Beezy's Restroom Rules
1. If you go into a restroom with three urinals/stalls, you do not go into the middle one. Why? Because it's an unwritten rule. There needs to be a one stall buffer. If you go into the middle stall you've just rendered the other stalls useless.
2. If you finish using the bathroom and there's other people in there, wash your hands! There's people out there who don't wash their hands. Ok, fine but if there's other people in that restroom and you know they know you're in there. WASH YOUR HANDS. You don't have to use soap but at least throw some water on them.
3. If you're going into the bathroom knowing that you're going to release Mount St. Helene's. Can we get a courtesy flush? No one wants to hear your machine gun action into the toilet.

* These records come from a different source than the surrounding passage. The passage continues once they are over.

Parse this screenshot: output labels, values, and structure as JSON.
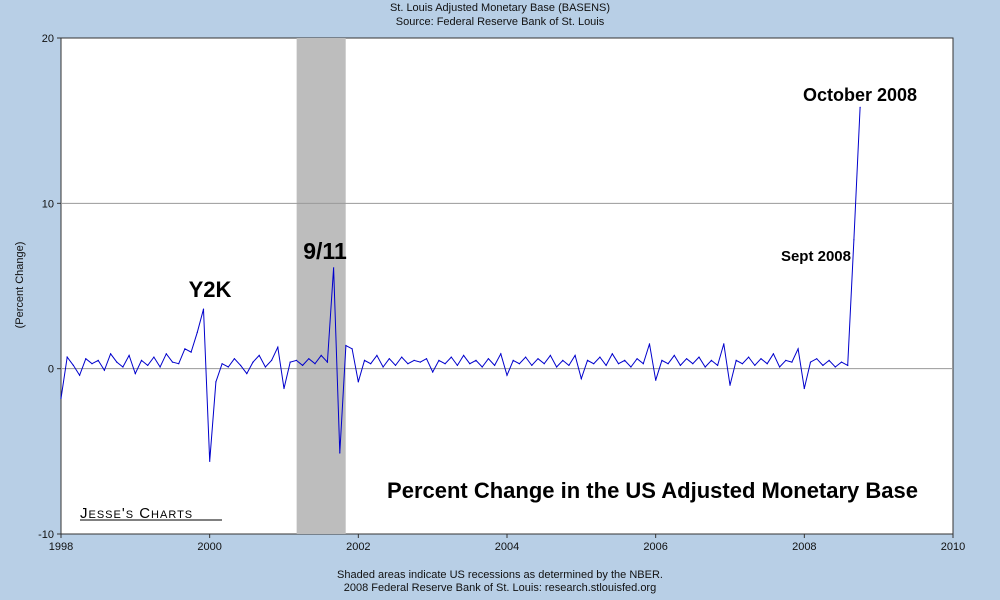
{
  "header": {
    "title": "St. Louis Adjusted Monetary Base (BASENS)",
    "subtitle": "Source: Federal Reserve Bank of St. Louis"
  },
  "footer": {
    "note": "Shaded areas indicate US recessions as determined by the NBER.",
    "copyright": "2008 Federal Reserve Bank of St. Louis: research.stlouisfed.org"
  },
  "chart_data": {
    "type": "line",
    "title": "St. Louis Adjusted Monetary Base (BASENS)",
    "subtitle": "Source: Federal Reserve Bank of St. Louis",
    "ylabel": "(Percent Change)",
    "xlabel": "",
    "xlim": [
      1998,
      2010
    ],
    "ylim": [
      -10,
      20
    ],
    "xticks": [
      "1998",
      "2000",
      "2002",
      "2004",
      "2006",
      "2008",
      "2010"
    ],
    "yticks": [
      "-10",
      "0",
      "10",
      "20"
    ],
    "grid": "horizontal",
    "colors": {
      "line": "#0000cc",
      "recession": "#bdbdbd",
      "plot_bg": "#ffffff",
      "background": "#b8cfe6"
    },
    "recession": [
      2001.17,
      2001.83
    ],
    "series": [
      {
        "x": [
          "1998-01",
          "1998-02",
          "1998-03",
          "1998-04",
          "1998-05",
          "1998-06",
          "1998-07",
          "1998-08",
          "1998-09",
          "1998-10",
          "1998-11",
          "1998-12",
          "1999-01",
          "1999-02",
          "1999-03",
          "1999-04",
          "1999-05",
          "1999-06",
          "1999-07",
          "1999-08",
          "1999-09",
          "1999-10",
          "1999-11",
          "1999-12",
          "2000-01",
          "2000-02",
          "2000-03",
          "2000-04",
          "2000-05",
          "2000-06",
          "2000-07",
          "2000-08",
          "2000-09",
          "2000-10",
          "2000-11",
          "2000-12",
          "2001-01",
          "2001-02",
          "2001-03",
          "2001-04",
          "2001-05",
          "2001-06",
          "2001-07",
          "2001-08",
          "2001-09",
          "2001-10",
          "2001-11",
          "2001-12",
          "2002-01",
          "2002-02",
          "2002-03",
          "2002-04",
          "2002-05",
          "2002-06",
          "2002-07",
          "2002-08",
          "2002-09",
          "2002-10",
          "2002-11",
          "2002-12",
          "2003-01",
          "2003-02",
          "2003-03",
          "2003-04",
          "2003-05",
          "2003-06",
          "2003-07",
          "2003-08",
          "2003-09",
          "2003-10",
          "2003-11",
          "2003-12",
          "2004-01",
          "2004-02",
          "2004-03",
          "2004-04",
          "2004-05",
          "2004-06",
          "2004-07",
          "2004-08",
          "2004-09",
          "2004-10",
          "2004-11",
          "2004-12",
          "2005-01",
          "2005-02",
          "2005-03",
          "2005-04",
          "2005-05",
          "2005-06",
          "2005-07",
          "2005-08",
          "2005-09",
          "2005-10",
          "2005-11",
          "2005-12",
          "2006-01",
          "2006-02",
          "2006-03",
          "2006-04",
          "2006-05",
          "2006-06",
          "2006-07",
          "2006-08",
          "2006-09",
          "2006-10",
          "2006-11",
          "2006-12",
          "2007-01",
          "2007-02",
          "2007-03",
          "2007-04",
          "2007-05",
          "2007-06",
          "2007-07",
          "2007-08",
          "2007-09",
          "2007-10",
          "2007-11",
          "2007-12",
          "2008-01",
          "2008-02",
          "2008-03",
          "2008-04",
          "2008-05",
          "2008-06",
          "2008-07",
          "2008-08",
          "2008-09",
          "2008-10"
        ],
        "values": [
          -1.8,
          0.7,
          0.2,
          -0.4,
          0.6,
          0.3,
          0.5,
          -0.1,
          0.9,
          0.4,
          0.1,
          0.8,
          -0.3,
          0.5,
          0.2,
          0.7,
          0.1,
          0.9,
          0.4,
          0.3,
          1.2,
          1.0,
          2.2,
          3.6,
          -5.6,
          -0.8,
          0.3,
          0.1,
          0.6,
          0.2,
          -0.3,
          0.4,
          0.8,
          0.1,
          0.5,
          1.3,
          -1.2,
          0.4,
          0.5,
          0.2,
          0.6,
          0.3,
          0.8,
          0.4,
          6.1,
          -5.1,
          1.4,
          1.2,
          -0.8,
          0.5,
          0.3,
          0.8,
          0.1,
          0.6,
          0.2,
          0.7,
          0.3,
          0.5,
          0.4,
          0.6,
          -0.2,
          0.5,
          0.3,
          0.7,
          0.2,
          0.8,
          0.3,
          0.5,
          0.1,
          0.6,
          0.2,
          0.9,
          -0.4,
          0.5,
          0.3,
          0.7,
          0.2,
          0.6,
          0.3,
          0.8,
          0.1,
          0.5,
          0.2,
          0.8,
          -0.6,
          0.5,
          0.3,
          0.7,
          0.2,
          0.9,
          0.3,
          0.5,
          0.1,
          0.6,
          0.3,
          1.5,
          -0.7,
          0.5,
          0.3,
          0.8,
          0.2,
          0.6,
          0.3,
          0.7,
          0.1,
          0.5,
          0.2,
          1.5,
          -1.0,
          0.5,
          0.3,
          0.7,
          0.2,
          0.6,
          0.3,
          0.9,
          0.1,
          0.5,
          0.4,
          1.2,
          -1.2,
          0.4,
          0.6,
          0.2,
          0.5,
          0.1,
          0.4,
          0.2,
          7.8,
          15.8
        ]
      }
    ],
    "annotations": [
      "Y2K",
      "9/11",
      "October 2008",
      "Sept 2008",
      "Percent Change in the US Adjusted Monetary Base",
      "Jesse's Charts"
    ]
  }
}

4. In the event that you have to use a urinal and there is no buffer. DO NOT look to the left or right. Who cares if it's the most boring wall you've ever looked at in the world, you do not look to the sides. No one wants to have a conversation while you are using the urinal.
5. This is not your office. You don't sit on the toilet in a public restroom having a full on conversation. No one wants to know who your lunch date is later in the day. We don't want to hear your business deals. We also don't want to hear you arguing with your spouse. This is a safe zone. Some of us need to concentrate.
And there you have it. The rules of the restroom by Beezy.